Like, Comment, Subscribe is the first book to reveal the riveting, behind-the-scenes account of YouTube’s technology and business, detailing how it helped Google, its parent company, achieve unimaginable power, a narrative told through the people who run YouTube and the famous stars born on its stage. It’s the story of a revolution in media and an industry run amok, how a devotion to a simple idea—let everyone broadcast online and make money doing so—unleashed an outrage and addiction machine that spun out of the company’s control and forever changed the world.
Mark Bergen, a top technology reporter at Bloomberg, might know Google better than any other reporter in Silicon Valley, having broken numerous stories about its successes and scandals. As compelling as the very platform it investigates, Like, Comment, Subscribe is a thrilling, character-driven story of technological and creative ingenuity and the hubris that undermined it.
About the Author
Mark Bergen has been one of the leading business journalists covering everything about Google for more than seven years.
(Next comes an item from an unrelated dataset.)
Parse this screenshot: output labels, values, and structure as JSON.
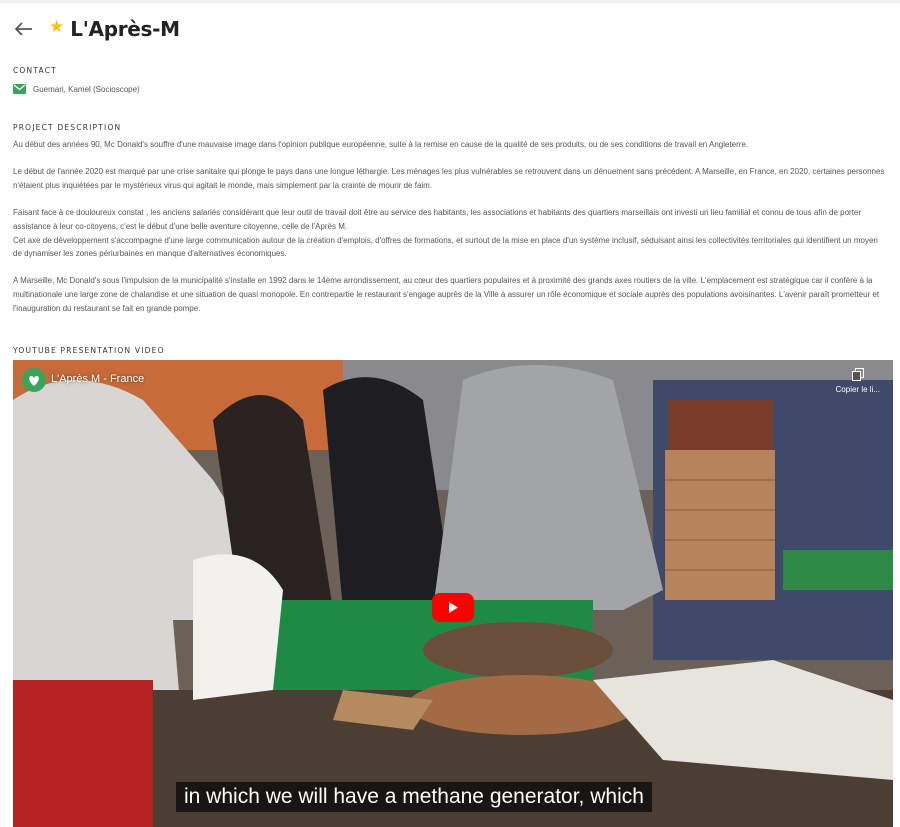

He writes for Bloomberg and Businessweek, and previously reported on technology and media for the premier industry publications Recode and Ad Age. Before that, he covered business and economics from India, writing articles for The New York Times, The Wall Street Journal, Time, Reuters, the BBC, The New Yorker, and several other outlets. He has frequently discussed his Google reporting on Bloomberg TV, CNBC, MSNBC, and NPR stations. He lives in California and watches a considerable amount of YouTube.